Creation: movie review
Charles Darwin’s family life and inner struggles are explored in 'Creation,' a look at the man behind 'The Origin of Species.'
In “Creation,” Charles Darwin the man takes precedence over Charles Darwin the scientist. In a better movie, these two aspects would not appear so far apart. Typically, Hollywood biographies of famous people attempt to show us the “real” man or woman behind the legendary achievements. The most egregious example of this was “Amadeus,” where Mozart was portrayed as a goofy, dirty-minded buffoon who just happened to be a genius.
Since Darwin is known to most people solely from his photo as the bearded, stern-faced eminence behind “The Origin of Species,” the filmmakers behind “Creation,” in attempting to give us the “real” Darwin, are practically inventing the wheel – or at least creating a new one.
Darwin (Paul Bettany) is presented to us mostly in his pre-“Origin” days as a man in his 40s distraught to the point of despair over the death in 1851 of his beloved 10-year-old daughter, Annie (Martha West). Director Jon Amiel – working from a screenplay by John Collee based on the book “Annie’s Box” by Darwin descendant Randal Keynes – goes in for a lot of ethereal father-daughter flashbacks. Annie, who also appears in the movie as a kind of ghost, shared the great scientist’s love of naturalist observation. (If you’re a fan of baby orangutans, look no further than this movie.) By fashioning Darwin’s observations through the prism of his daughter’s presence, the filmmakers are both humanizing and sentimentalizing him. They bring his genius down to earth. “Creation” is saying: Great men of science can suffer the same as us mere mortals.
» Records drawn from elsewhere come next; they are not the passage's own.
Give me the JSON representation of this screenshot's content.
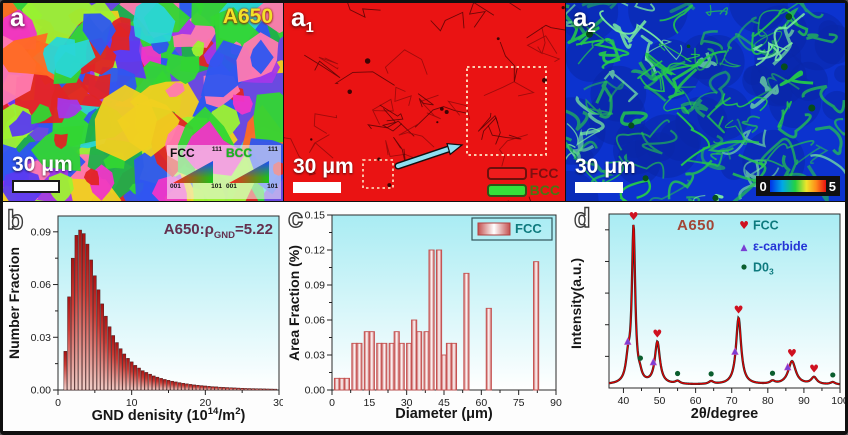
{
  "figure": {
    "panels": {
      "a": {
        "label": "a",
        "tag": "A650",
        "scalebar_text": "30 μm",
        "inset": {
          "fcc_label": "FCC",
          "bcc_label": "BCC",
          "corner_111": "111",
          "corner_001": "001",
          "corner_101": "101"
        }
      },
      "a1": {
        "label": "a",
        "sub": "1",
        "scalebar_text": "30 μm",
        "legend": [
          {
            "label": "FCC",
            "color": "#ee1c1c",
            "text_color": "#7e1010"
          },
          {
            "label": "BCC",
            "color": "#35e23a",
            "text_color": "#497612"
          }
        ]
      },
      "a2": {
        "label": "a",
        "sub": "2",
        "scalebar_text": "30 μm",
        "colorbar": {
          "min": "0",
          "max": "5"
        }
      }
    }
  },
  "chart_data": [
    {
      "id": "b",
      "panel_label": "b",
      "type": "bar",
      "title": "",
      "ylabel": "Number Fraction",
      "xlabel": "GND denisity (10^14/m^2)",
      "xlabel_parts": {
        "pre": "GND denisity (10",
        "sup1": "14",
        "mid": "/m",
        "sup2": "2",
        "end": ")"
      },
      "annotation": "A650: ρGND=5.22",
      "annotation_parts": {
        "name": "A650:",
        "symbol": "ρ",
        "sub": "GND",
        "value": "=5.22"
      },
      "x_start": 1.0,
      "x_step": 0.5,
      "values": [
        0.022,
        0.053,
        0.075,
        0.088,
        0.091,
        0.089,
        0.083,
        0.074,
        0.065,
        0.057,
        0.049,
        0.042,
        0.036,
        0.031,
        0.027,
        0.0235,
        0.0205,
        0.018,
        0.016,
        0.014,
        0.0125,
        0.011,
        0.01,
        0.009,
        0.008,
        0.0073,
        0.0066,
        0.006,
        0.0055,
        0.005,
        0.0046,
        0.0042,
        0.0038,
        0.0035,
        0.0032,
        0.0029,
        0.0027,
        0.0025,
        0.0023,
        0.0021,
        0.0019,
        0.0018,
        0.0016,
        0.0015,
        0.0014,
        0.0013,
        0.0012,
        0.0011,
        0.001,
        0.0009,
        0.00085,
        0.0008,
        0.00075,
        0.0007,
        0.00065,
        0.0006,
        0.00055,
        0.0005
      ],
      "xlim": [
        0,
        30
      ],
      "ylim": [
        0,
        0.099
      ],
      "xticks": [
        0,
        10,
        20,
        30
      ],
      "yticks": [
        "0.00",
        "0.03",
        "0.06",
        "0.09"
      ],
      "bar_color_top": "#a81212",
      "bar_color_bottom": "#f0cfc9"
    },
    {
      "id": "c",
      "panel_label": "c",
      "type": "bar",
      "title": "",
      "ylabel": "Area Fraction (%)",
      "xlabel": "Diameter (μm)",
      "legend": [
        {
          "label": "FCC",
          "text_color": "#0e7a7e"
        }
      ],
      "x": [
        2,
        4,
        6,
        9,
        11,
        14,
        16,
        19,
        21,
        24,
        26,
        28,
        31,
        33,
        35,
        38,
        40,
        43,
        45,
        47,
        49,
        54,
        63,
        82
      ],
      "values": [
        0.01,
        0.01,
        0.01,
        0.04,
        0.04,
        0.05,
        0.05,
        0.04,
        0.04,
        0.04,
        0.05,
        0.04,
        0.04,
        0.06,
        0.05,
        0.05,
        0.12,
        0.12,
        0.03,
        0.04,
        0.04,
        0.1,
        0.07,
        0.11
      ],
      "xlim": [
        0,
        90
      ],
      "ylim": [
        0,
        0.15
      ],
      "xticks": [
        0,
        15,
        30,
        45,
        60,
        75,
        90
      ],
      "yticks": [
        "0.00",
        "0.03",
        "0.06",
        "0.09",
        "0.12",
        "0.15"
      ],
      "bar_edge_color": "#c4504f",
      "bar_center_color": "#ffffff"
    },
    {
      "id": "d",
      "panel_label": "d",
      "type": "line",
      "title": "",
      "ylabel": "Intensity(a.u.)",
      "xlabel": "2θ/degree",
      "annotation": "A650",
      "curve_color": "#e00000",
      "baseline": 0.02,
      "peaks_x_h_w": [
        [
          41.3,
          0.14,
          0.75
        ],
        [
          42.8,
          1.0,
          0.55
        ],
        [
          44.6,
          0.035,
          0.6
        ],
        [
          49.4,
          0.27,
          0.85
        ],
        [
          55.0,
          0.018,
          0.8
        ],
        [
          64.3,
          0.018,
          0.8
        ],
        [
          71.9,
          0.43,
          0.85
        ],
        [
          81.3,
          0.018,
          0.8
        ],
        [
          86.7,
          0.15,
          1.25
        ],
        [
          92.8,
          0.045,
          0.95
        ],
        [
          98.0,
          0.015,
          0.8
        ]
      ],
      "xlim": [
        36,
        100
      ],
      "ylim": [
        0,
        1.12
      ],
      "xticks": [
        40,
        50,
        60,
        70,
        80,
        90,
        100
      ],
      "markers": {
        "fcc": {
          "label": "FCC",
          "symbol": "heart",
          "color": "#cf1120",
          "text_color": "#0e7a7e",
          "x": [
            42.8,
            49.4,
            71.9,
            86.7,
            92.8
          ]
        },
        "carbide": {
          "label": "ε-carbide",
          "symbol": "triangle",
          "color": "#7a3fd4",
          "text_color": "#2433d6",
          "x": [
            41.2,
            48.3,
            70.9,
            85.5
          ]
        },
        "d03": {
          "label": "D0",
          "label_sub": "3",
          "symbol": "dot",
          "color": "#0b5e2e",
          "text_color": "#0e7a7e",
          "x": [
            44.7,
            55.0,
            64.3,
            81.3,
            98.0
          ]
        }
      }
    }
  ]
}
In making Darwin pathologically despondent for much of the movie, the film overcorrects the cliché that rationality and passion are mutually exclusive. It doesn’t help that Darwin’s wife and first cousin, Emma (Jennifer Connelly, who is Bettany’s real-life wife), comes across as a bitter scold. Dealing with the aftermath of Annie’s death strengthened her religious faith while it helped dismantle his. Better than the scenes between Darwin and Emma are the ones between him and his clergyman friend the Rev. Innes (Jeremy Northam). They’re like intellectual wrestling matches, with Darwin always getting the pin.
But at least Darwin is wrestling with his faith, as opposed to, say, his friend Thomas Huxley (Toby Jones), who happily predicts that the publication of “Origin” will “kill God.” On the whole, though, “Creation” doesn’t delve deeply into the whole faith versus science thing, nor does it make much explicit reference to contemporary creationist controversies. The film is content to present itself as a self-enclosed period piece, a character study and not a polemic. As such, it’s rather staid and old-fashioned, despite its jumbled chronology and dreamlike flashbacks.
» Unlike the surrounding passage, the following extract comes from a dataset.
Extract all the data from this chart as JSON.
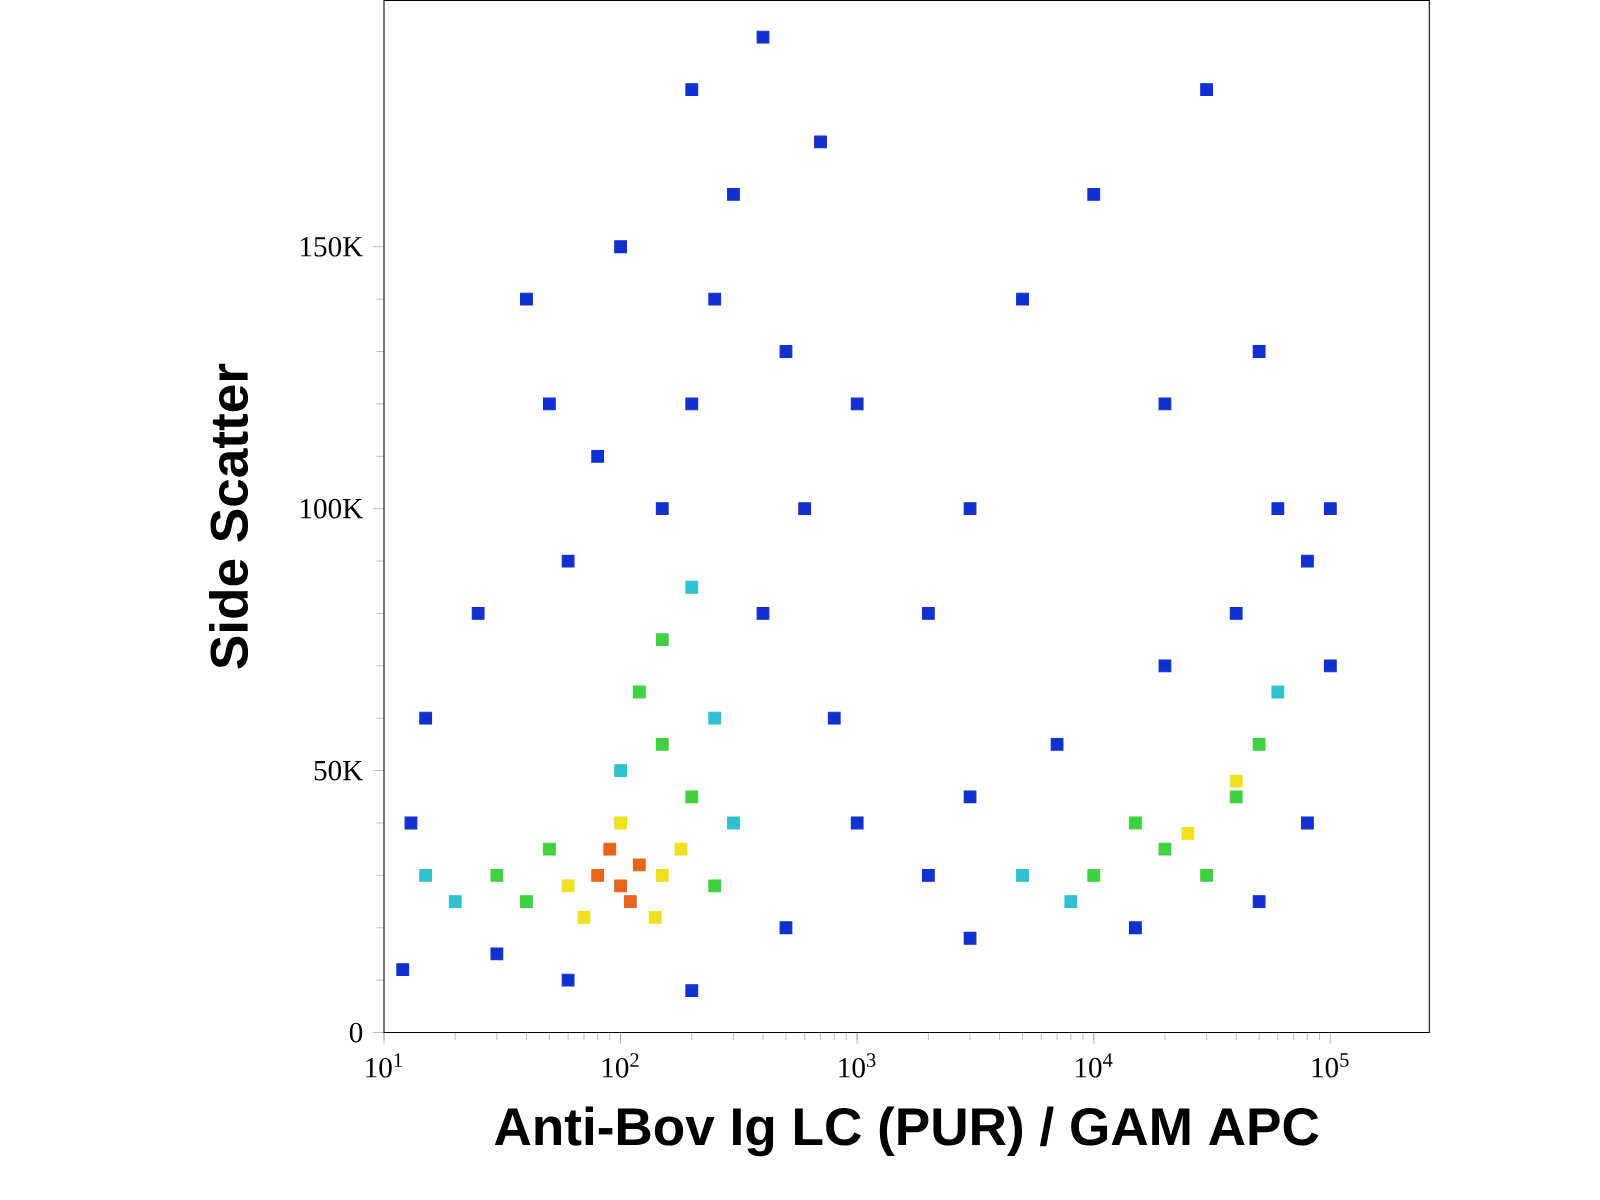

The film is never less than intelligent and never more than accomplished. I wish it subverted not only our commonplace conception of Darwin but also the era in which he lived. The reclusive, famished Darwin of this movie at times resembles nothing so much as the John Keats of “Bright Star.” Bettany knows how to suffer romantically – or to be more precise, Romantically. In the end, I half expected him to produce “Ode on a Grecian Urn” rather than “The Origin of Species.” Grade: B- (Rated PG-13 for some intense thematic material.)